O que faz: Oferece soluções para resíduos de difícil reciclabilidade, como esponjas multiúso, instrumentos de escrita e escovas de dente, mediante campanhas de coleta e tecnologias de reciclagem, reúso e upcycle.
Ficha – TerraCycle
Microempresa
Setor: Resíduos (logística reversa)
Faturamento 2015 (Brasil): R$ 1,5 milhão
Funcionários: 4
Fundação: 2009
Principais clientes: Faber-Castell, 3M, Colgate, Avon e Garnier.
Inovação para sustentabilidade: Os resíduos tratados pela TerraCycle possuem uma alta complexidade de plásticos em sua composição e também um grande acúmulo de sujeira. A empresa é pioneira no Brasil e no mundo neste segmento e promove a logística reversa aliada ao protagonismo dos consumidores. Investe também na descoberta de novos processos de reciclagem sempre que um resíduo adicional é enviado à empresa.

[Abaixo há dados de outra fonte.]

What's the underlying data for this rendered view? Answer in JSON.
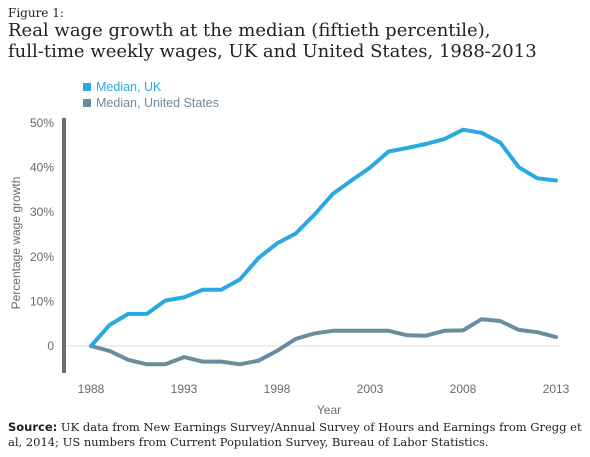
{
  "figure_label": "Figure 1:",
  "title_line1": "Real wage growth at the median (fiftieth percentile),",
  "title_line2": "full-time weekly wages, UK and United States, 1988-2013",
  "source_label": "Source:",
  "source_text": " UK data from New Earnings Survey/Annual Survey of Hours and Earnings from Gregg et al, 2014; US numbers from Current Population Survey, Bureau of Labor Statistics.",
  "chart_data": {
    "type": "line",
    "xlabel": "Year",
    "ylabel": "Percentage wage growth",
    "xlim": [
      1988,
      2013
    ],
    "ylim": [
      0,
      50
    ],
    "x_ticks": [
      "1988",
      "1993",
      "1998",
      "2003",
      "2008",
      "2013"
    ],
    "y_ticks": [
      "0",
      "10%",
      "20%",
      "30%",
      "40%",
      "50%"
    ],
    "legend_position": "top-left",
    "x": [
      1988,
      1989,
      1990,
      1991,
      1992,
      1993,
      1994,
      1995,
      1996,
      1997,
      1998,
      1999,
      2000,
      2001,
      2002,
      2003,
      2004,
      2005,
      2006,
      2007,
      2008,
      2009,
      2010,
      2011,
      2012,
      2013
    ],
    "series": [
      {
        "name": "Median, UK",
        "color": "#29a9e0",
        "values": [
          0,
          4.7,
          7.2,
          7.2,
          10.2,
          10.9,
          12.6,
          12.6,
          14.9,
          19.7,
          23,
          25.2,
          29.4,
          34.1,
          37.1,
          40,
          43.6,
          44.4,
          45.3,
          46.4,
          48.5,
          47.8,
          45.6,
          40.1,
          37.6,
          37.1
        ]
      },
      {
        "name": "Median, United States",
        "color": "#6b8b9e",
        "values": [
          0,
          -1.1,
          -3.1,
          -4.1,
          -4.1,
          -2.5,
          -3.5,
          -3.5,
          -4.1,
          -3.3,
          -1.1,
          1.6,
          2.8,
          3.4,
          3.4,
          3.4,
          3.4,
          2.4,
          2.3,
          3.4,
          3.5,
          6,
          5.6,
          3.6,
          3.1,
          2
        ]
      }
    ]
  }
}
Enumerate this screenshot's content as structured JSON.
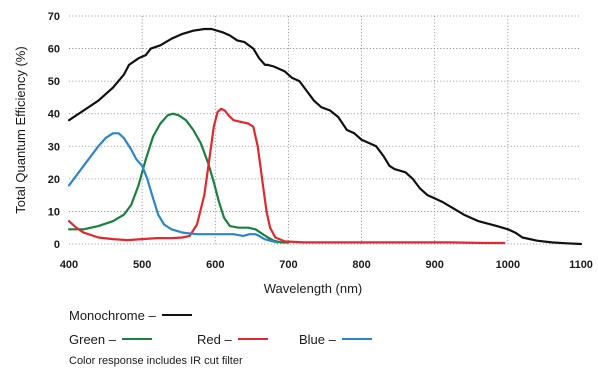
{
  "chart_data": {
    "type": "line",
    "xlabel": "Wavelength (nm)",
    "ylabel": "Total Quantum Efficiency (%)",
    "xlim": [
      400,
      1100
    ],
    "ylim": [
      0,
      70
    ],
    "xticks": [
      400,
      500,
      600,
      700,
      800,
      900,
      1000,
      1100
    ],
    "yticks": [
      0,
      10,
      20,
      30,
      40,
      50,
      60,
      70
    ],
    "grid": "dotted-vertical-and-horizontal",
    "legend_placement": "bottom-left",
    "series": [
      {
        "name": "Monochrome",
        "color": "#111111",
        "points": [
          [
            400,
            38
          ],
          [
            420,
            41
          ],
          [
            440,
            44
          ],
          [
            460,
            48
          ],
          [
            475,
            52
          ],
          [
            482,
            55
          ],
          [
            495,
            57
          ],
          [
            505,
            58
          ],
          [
            512,
            60
          ],
          [
            525,
            61
          ],
          [
            540,
            63
          ],
          [
            555,
            64.5
          ],
          [
            570,
            65.5
          ],
          [
            585,
            66
          ],
          [
            595,
            66
          ],
          [
            610,
            65
          ],
          [
            620,
            64
          ],
          [
            630,
            62.5
          ],
          [
            640,
            62
          ],
          [
            652,
            60
          ],
          [
            660,
            57
          ],
          [
            668,
            55
          ],
          [
            672,
            55
          ],
          [
            680,
            54.5
          ],
          [
            695,
            53
          ],
          [
            705,
            51
          ],
          [
            715,
            50
          ],
          [
            725,
            47
          ],
          [
            735,
            44
          ],
          [
            745,
            42
          ],
          [
            757,
            41
          ],
          [
            768,
            39
          ],
          [
            780,
            35
          ],
          [
            790,
            34
          ],
          [
            800,
            32
          ],
          [
            810,
            31
          ],
          [
            820,
            30
          ],
          [
            830,
            27
          ],
          [
            838,
            24
          ],
          [
            845,
            23
          ],
          [
            860,
            22
          ],
          [
            870,
            20
          ],
          [
            880,
            17
          ],
          [
            890,
            15
          ],
          [
            900,
            14
          ],
          [
            910,
            13
          ],
          [
            925,
            11
          ],
          [
            940,
            9
          ],
          [
            960,
            7
          ],
          [
            985,
            5.5
          ],
          [
            1000,
            4.5
          ],
          [
            1010,
            3.5
          ],
          [
            1020,
            2
          ],
          [
            1040,
            1
          ],
          [
            1060,
            0.5
          ],
          [
            1080,
            0.2
          ],
          [
            1100,
            0
          ]
        ]
      },
      {
        "name": "Green",
        "color": "#1a8040",
        "points": [
          [
            400,
            4.5
          ],
          [
            420,
            4.5
          ],
          [
            440,
            5.5
          ],
          [
            460,
            7
          ],
          [
            475,
            9
          ],
          [
            485,
            12
          ],
          [
            495,
            18
          ],
          [
            505,
            26
          ],
          [
            515,
            33
          ],
          [
            525,
            37
          ],
          [
            535,
            39.5
          ],
          [
            542,
            40
          ],
          [
            550,
            39.5
          ],
          [
            560,
            38
          ],
          [
            570,
            35
          ],
          [
            580,
            31
          ],
          [
            590,
            25
          ],
          [
            598,
            19
          ],
          [
            605,
            13
          ],
          [
            612,
            8
          ],
          [
            620,
            5.5
          ],
          [
            632,
            5
          ],
          [
            645,
            5
          ],
          [
            655,
            4.5
          ],
          [
            665,
            3
          ],
          [
            672,
            2
          ],
          [
            680,
            1
          ],
          [
            690,
            0.5
          ],
          [
            700,
            0.5
          ]
        ]
      },
      {
        "name": "Red",
        "color": "#e0282e",
        "points": [
          [
            400,
            7
          ],
          [
            410,
            5
          ],
          [
            420,
            3.5
          ],
          [
            440,
            2
          ],
          [
            460,
            1.5
          ],
          [
            480,
            1.2
          ],
          [
            500,
            1.5
          ],
          [
            520,
            1.8
          ],
          [
            540,
            1.8
          ],
          [
            555,
            2
          ],
          [
            565,
            2.5
          ],
          [
            575,
            6
          ],
          [
            585,
            15
          ],
          [
            593,
            28
          ],
          [
            598,
            36
          ],
          [
            603,
            40.5
          ],
          [
            608,
            41.5
          ],
          [
            613,
            41
          ],
          [
            618,
            39.5
          ],
          [
            625,
            38
          ],
          [
            635,
            37.5
          ],
          [
            645,
            37
          ],
          [
            652,
            36
          ],
          [
            658,
            30
          ],
          [
            664,
            20
          ],
          [
            670,
            10
          ],
          [
            675,
            5
          ],
          [
            682,
            2
          ],
          [
            695,
            0.8
          ],
          [
            720,
            0.5
          ],
          [
            760,
            0.5
          ],
          [
            800,
            0.5
          ],
          [
            860,
            0.5
          ],
          [
            920,
            0.5
          ],
          [
            970,
            0.3
          ],
          [
            995,
            0.3
          ]
        ]
      },
      {
        "name": "Blue",
        "color": "#2b85c9",
        "points": [
          [
            400,
            18
          ],
          [
            410,
            21
          ],
          [
            420,
            24
          ],
          [
            430,
            27
          ],
          [
            440,
            30
          ],
          [
            450,
            32.5
          ],
          [
            460,
            34
          ],
          [
            468,
            34
          ],
          [
            475,
            32.5
          ],
          [
            485,
            29
          ],
          [
            492,
            26
          ],
          [
            500,
            24
          ],
          [
            507,
            20
          ],
          [
            515,
            14
          ],
          [
            522,
            9
          ],
          [
            530,
            6
          ],
          [
            540,
            4.5
          ],
          [
            555,
            3.5
          ],
          [
            575,
            3
          ],
          [
            600,
            3
          ],
          [
            625,
            3
          ],
          [
            638,
            2.5
          ],
          [
            647,
            3
          ],
          [
            655,
            3
          ],
          [
            660,
            2.5
          ],
          [
            667,
            1.5
          ],
          [
            675,
            1
          ],
          [
            685,
            0.5
          ]
        ]
      }
    ]
  },
  "legend": {
    "monochrome_label": "Monochrome –",
    "green_label": "Green –",
    "red_label": "Red –",
    "blue_label": "Blue –"
  },
  "note": "Color response includes IR cut filter"
}
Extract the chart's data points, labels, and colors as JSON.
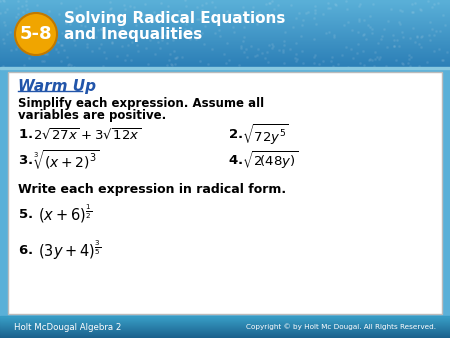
{
  "header_bg_left": "#2a7db5",
  "header_bg_right": "#5ab0d8",
  "header_number_bg": "#f0a500",
  "header_number": "5-8",
  "header_title_line1": "Solving Radical Equations",
  "header_title_line2": "and Inequalities",
  "warm_up_color": "#2255aa",
  "warm_up_text": "Warm Up",
  "subtitle_line1": "Simplify each expression. Assume all",
  "subtitle_line2": "variables are positive.",
  "footer_left": "Holt McDougal Algebra 2",
  "footer_right": "Copyright © by Holt Mc Dougal. All Rights Reserved.",
  "footer_bg_left": "#1a5f8a",
  "footer_bg_right": "#3a9fc8",
  "body_bg": "#ffffff",
  "border_color": "#999999"
}
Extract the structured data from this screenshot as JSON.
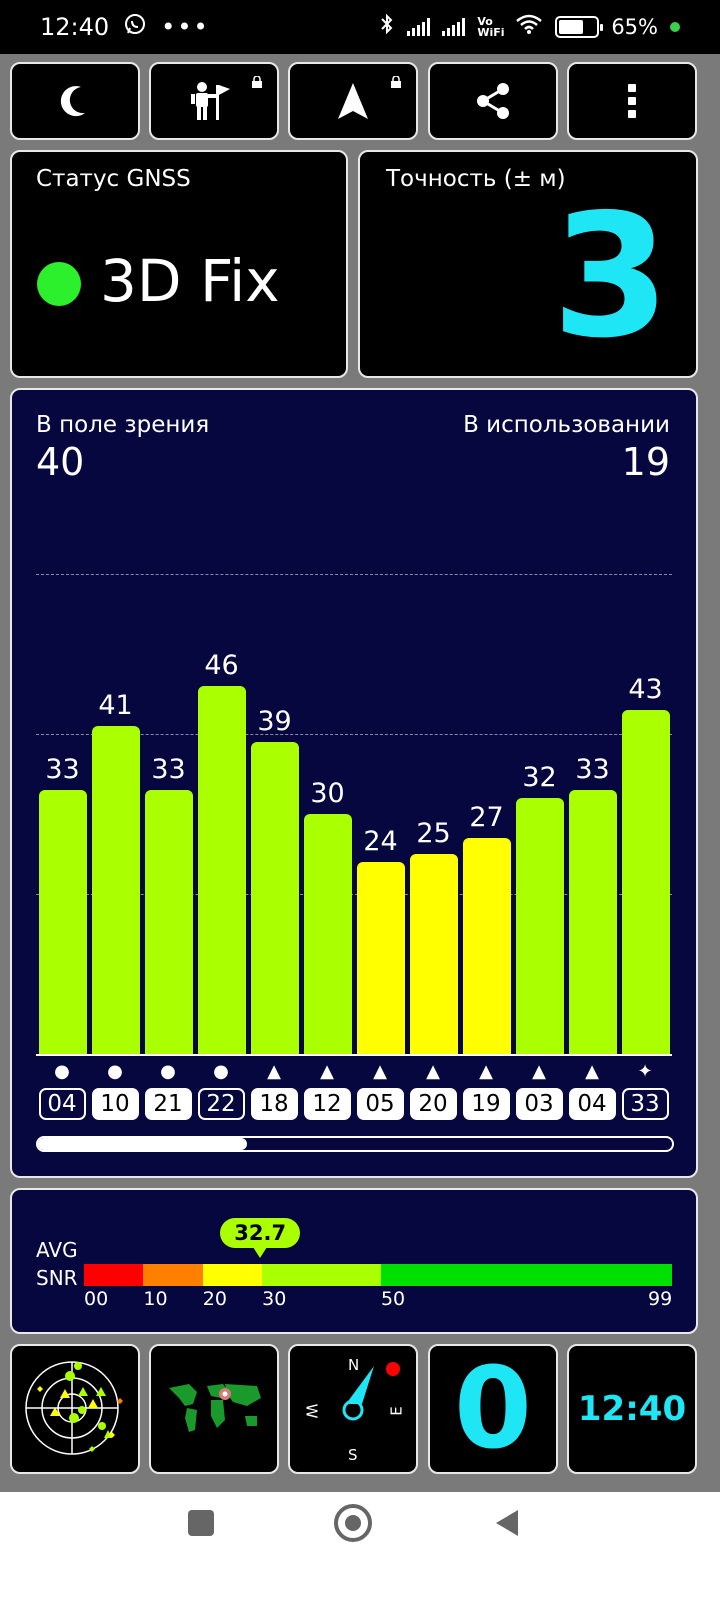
{
  "status_bar": {
    "time": "12:40",
    "battery_percent": "65%",
    "vowifi": "Vo WiFi",
    "battery_level": 0.65
  },
  "toolbar": {
    "buttons": [
      {
        "icon": "moon-icon"
      },
      {
        "icon": "person-flag-icon"
      },
      {
        "icon": "navigation-arrow-icon"
      },
      {
        "icon": "share-icon"
      },
      {
        "icon": "more-vert-icon"
      }
    ]
  },
  "gnss": {
    "title": "Статус GNSS",
    "status": "3D Fix",
    "status_color": "#2bf02b"
  },
  "accuracy": {
    "title": "Точность (± м)",
    "value": "3",
    "color": "#1ee6f5"
  },
  "satellites": {
    "in_view_label": "В поле зрения",
    "in_view": "40",
    "in_use_label": "В использовании",
    "in_use": "19",
    "scroll_position": 0.33
  },
  "chart_data": {
    "type": "bar",
    "categories": [
      "04",
      "10",
      "21",
      "22",
      "18",
      "12",
      "05",
      "20",
      "19",
      "03",
      "04",
      "33"
    ],
    "values": [
      33,
      41,
      33,
      46,
      39,
      30,
      24,
      25,
      27,
      32,
      33,
      43
    ],
    "symbols": [
      "●",
      "●",
      "●",
      "●",
      "▲",
      "▲",
      "▲",
      "▲",
      "▲",
      "▲",
      "▲",
      "✦"
    ],
    "id_outline": [
      true,
      false,
      false,
      true,
      false,
      false,
      false,
      false,
      false,
      false,
      false,
      true
    ],
    "ylim": [
      0,
      60
    ],
    "gridlines": [
      20,
      40,
      60
    ],
    "colors": {
      "high": "#aaff00",
      "low": "#ffff00"
    },
    "low_threshold": 30
  },
  "snr": {
    "label_line1": "AVG",
    "label_line2": "SNR",
    "avg": "32.7",
    "avg_value": 32.7,
    "ticks": [
      "00",
      "10",
      "20",
      "30",
      "50",
      "99"
    ],
    "segments": [
      {
        "from": 0,
        "to": 10,
        "color": "#ff0000"
      },
      {
        "from": 10,
        "to": 20,
        "color": "#ff8000"
      },
      {
        "from": 20,
        "to": 30,
        "color": "#ffff00"
      },
      {
        "from": 30,
        "to": 50,
        "color": "#aaff00"
      },
      {
        "from": 50,
        "to": 99,
        "color": "#00e000"
      }
    ]
  },
  "bottom_tiles": {
    "count": "0",
    "count_color": "#1ee6f5",
    "clock": "12:40",
    "clock_color": "#1ee6f5",
    "compass": {
      "n": "N",
      "e": "E",
      "s": "S",
      "w": "W"
    }
  }
}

Potencial de replicação e escalabilidade: A empresa tem crescido de 20% a 30% ao ano no mundo. A plataforma mundial conta com 60 milhões de pessoas cadastradas na base e, no Brasil, chega a 1 milhão.
Destaques de gestão: Possui um processo de gestão estruturado com parceiros especializados em coleta, armazenamento e reciclagem de materiais, de acordo com critérios de rastreabilidade, certificações e auditorias. Há compromisso com o desenvolvimento sustentável no contrato social e boas práticas de governança corporativa e relações com o consumidor.